Une activation automatique de la prime d’activité est pourtant possible. Le budget proposé est inférieur aux prévisions des services de l’État : il ne prévoit que 3,950 milliards, au lieu des 4 milliards estimés. Il manque donc 50 millions, auxquels s’ajouteront probablement les 139 millions d’euros non financés en 2015.

Cette sous-évaluation de la prime d’activité s’ajoute à la compensation très largement insuffisante du coût du RSA et de l’allocation personnalisée d’autonomie pour les départements, comme l’a récemment rappelé l’Association des départements de France. L’État se désengage progressivement des politiques de solidarité.

Nous apprécions la progression du budget consacré à la promotion de l’égalité entre les femmes et les hommes. Nous notons une augmentation significative de la ligne budgétaire consacrée à la prévention et la lutte contre la prostitution et la traite des êtres humains.

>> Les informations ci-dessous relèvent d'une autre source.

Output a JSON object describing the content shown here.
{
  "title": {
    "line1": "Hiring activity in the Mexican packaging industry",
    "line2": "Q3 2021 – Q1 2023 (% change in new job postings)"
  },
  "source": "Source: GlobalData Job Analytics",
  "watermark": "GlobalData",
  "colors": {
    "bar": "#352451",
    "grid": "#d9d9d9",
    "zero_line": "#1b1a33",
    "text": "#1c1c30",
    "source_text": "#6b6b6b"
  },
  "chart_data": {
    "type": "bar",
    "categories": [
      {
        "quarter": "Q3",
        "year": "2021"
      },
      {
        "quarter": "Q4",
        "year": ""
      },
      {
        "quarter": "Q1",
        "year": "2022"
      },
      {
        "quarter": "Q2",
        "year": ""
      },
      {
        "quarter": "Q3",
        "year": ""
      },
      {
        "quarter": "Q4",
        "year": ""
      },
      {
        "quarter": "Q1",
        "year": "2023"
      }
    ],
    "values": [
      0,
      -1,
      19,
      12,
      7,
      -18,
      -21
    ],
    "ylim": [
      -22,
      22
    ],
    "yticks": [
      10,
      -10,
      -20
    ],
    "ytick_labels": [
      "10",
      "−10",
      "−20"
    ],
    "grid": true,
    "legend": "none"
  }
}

Nous regrettons le maintien en 2016 du gel du nombre de places dans les établissements et services d’aide par le travail, qui reste au niveau de 2013. Il s’agit, là encore, d’un choix qui ne tient pas compte des besoins réels de la population. Nous avons toutes les raisons d’être inquiets quant à l’article 46 du projet de loi de financement de la Sécurité sociale pour 2016, qui prévoit le transfert de ce budget à l’assurance maladie en 2017. Je connais bien, dans le département du Nord, les graves difficultés auxquelles sont confrontés les parents d’enfants handicapés dont la prise en charge est cofinancée par la Sécurité sociale et le conseil départemental.

Je rappelle que le handicap n’est pas une maladie. Les personnes en situation de handicap, comme tous les citoyens, doivent bénéficier du principe qui a inspiré Ambroise Croizat, il y a soixante-dix ans, lors de la création de la Sécurité sociale : chacun cotise selon ses moyens et reçoit selon ses besoins.

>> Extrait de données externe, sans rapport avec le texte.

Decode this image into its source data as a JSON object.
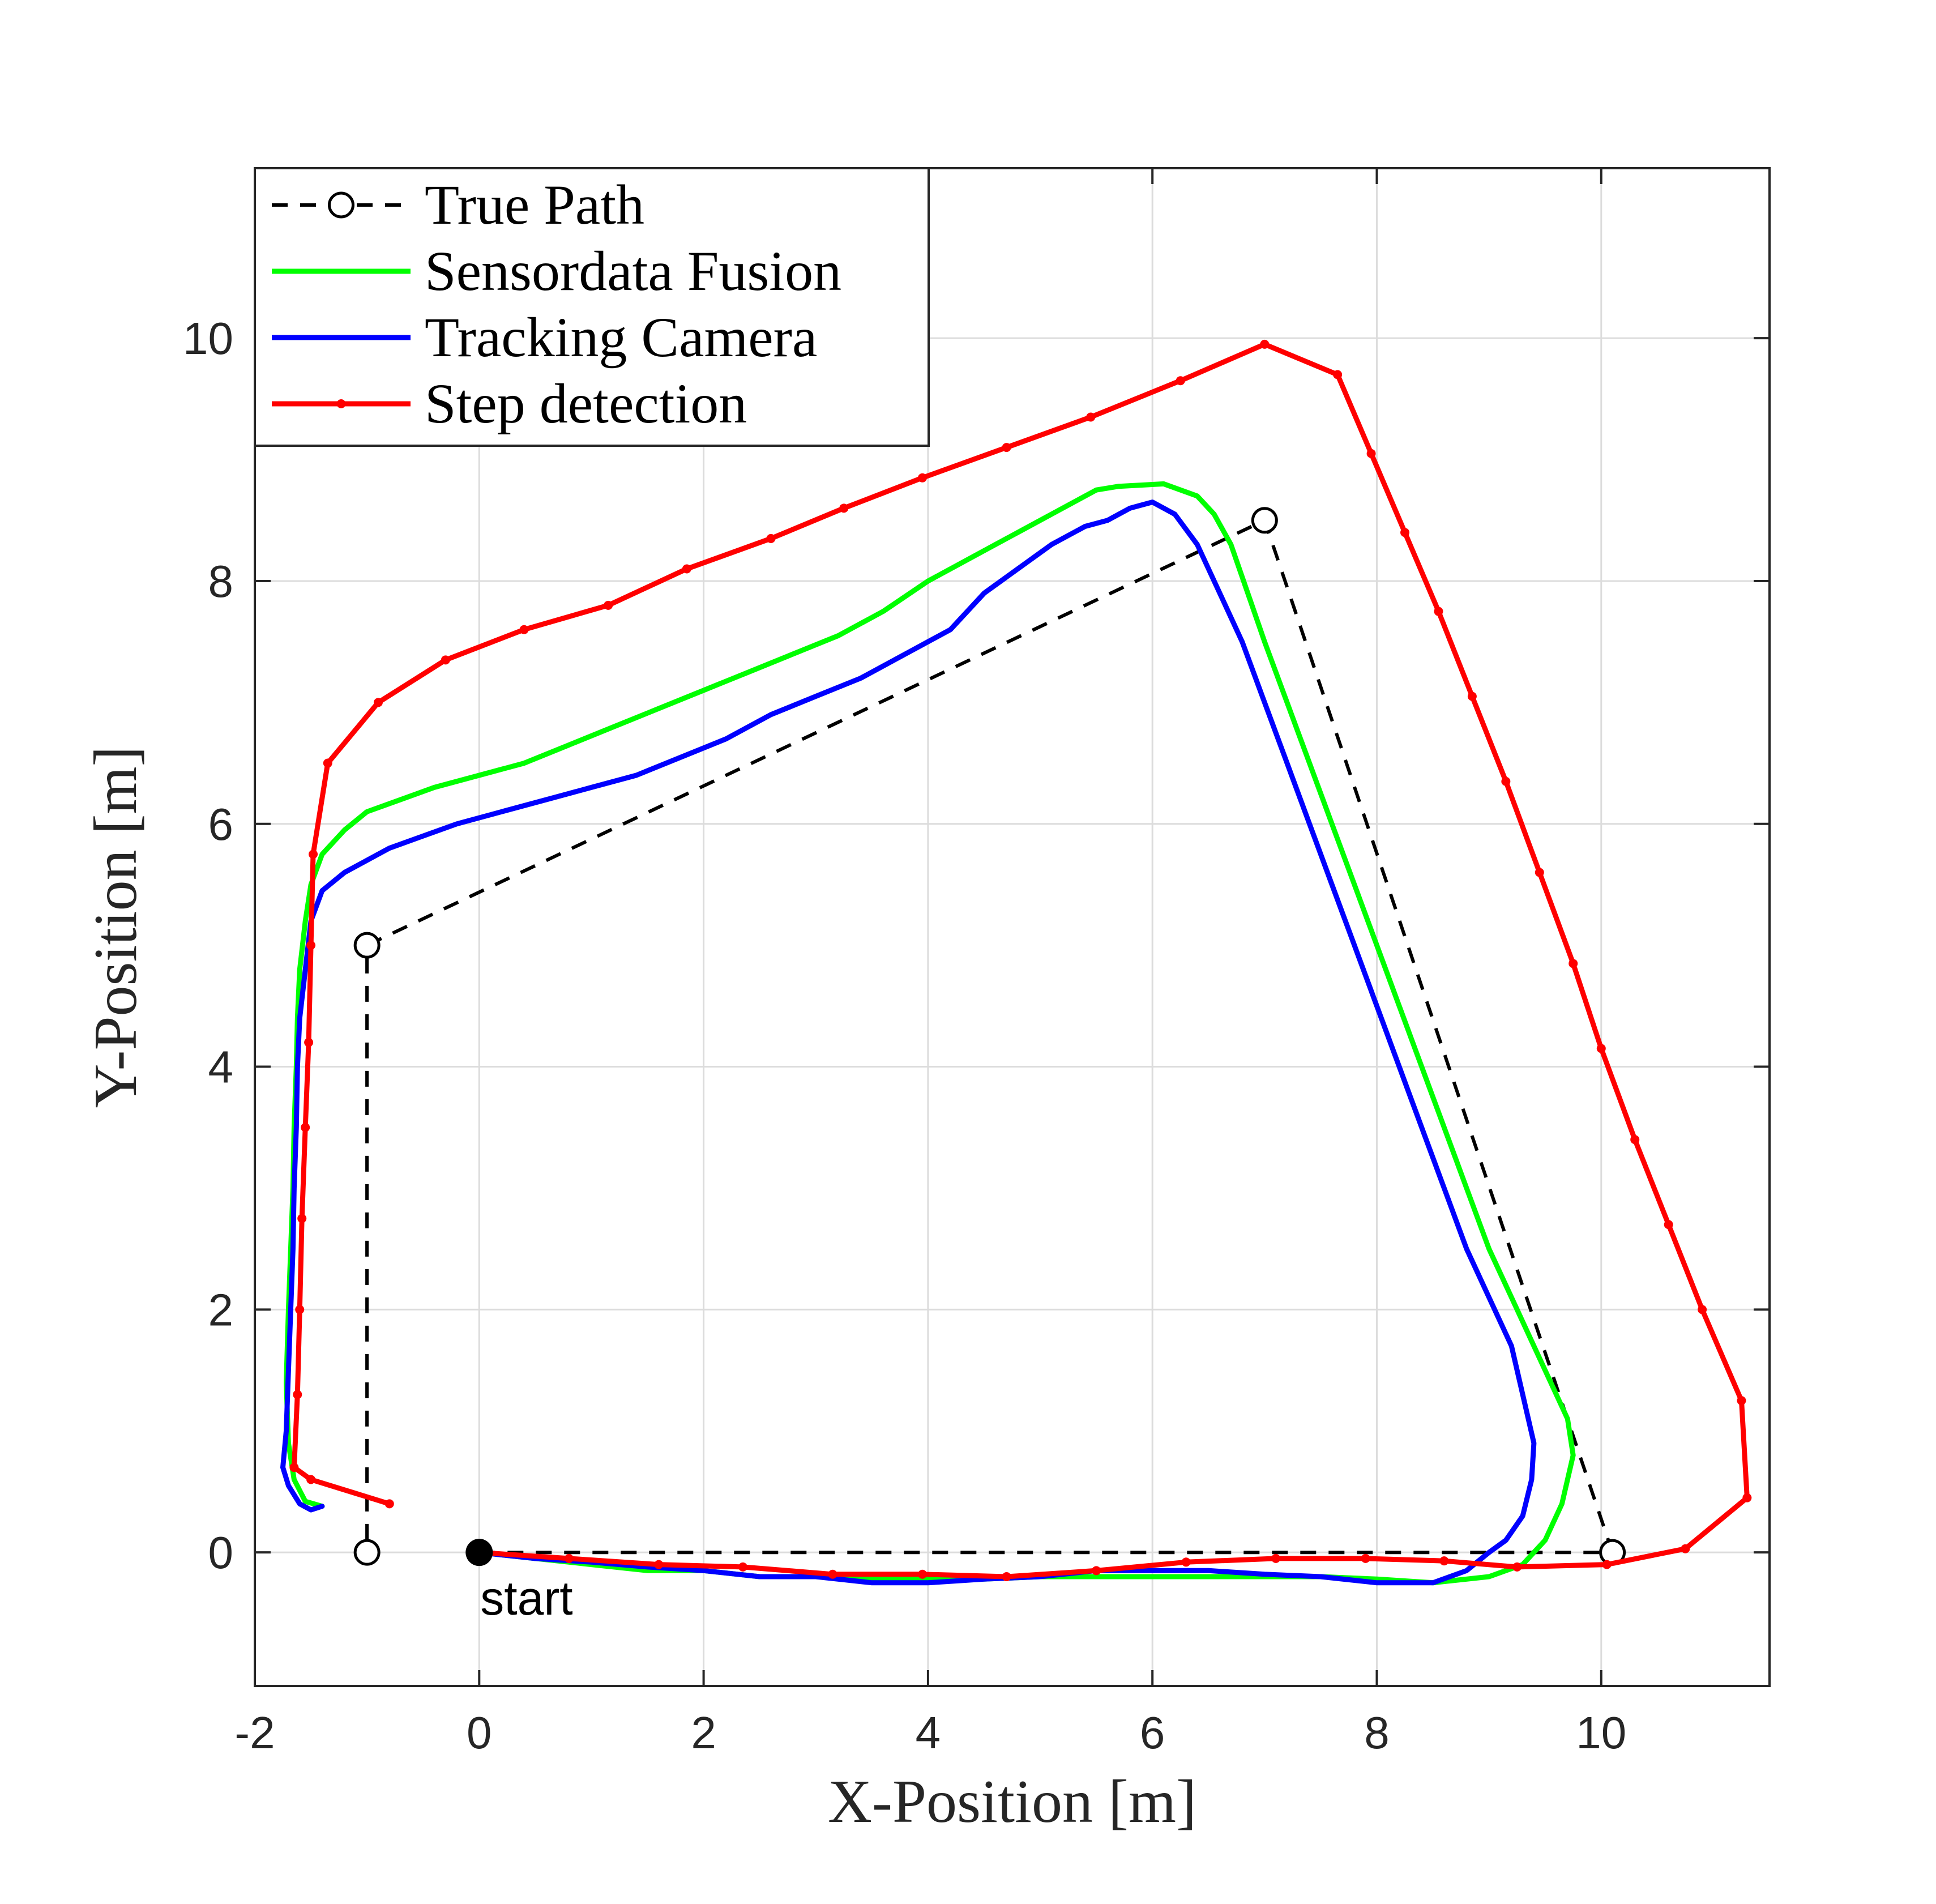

Enfin, le programme 124 « Conduite et soutien des politiques sanitaires, sociales, du sport, de la jeunesse et de la vie associative » prévoit la suppression de quatre-vingt-dix-neuf postes de travail pour 2016. Il ne faut pourtant pas être grand clerc pour anticiper les besoins de personnel et les coûts qui seront générés par la réorganisation des services en fonction de la nouvelle carte des régions. Seule la somme dérisoire de 11,4 millions d’euros est prévue sur le programme 551, pour l’ensemble des budgets de l’État.

Ce budget est pour moi un budget d’austérité. Plutôt que de répondre aux besoins bien réels de la population la plus fragile de notre pays, vous préférez satisfaire les intérêts du capital. Très attachés à la fraternité républicaine et à la solidarité, nous voterons contre.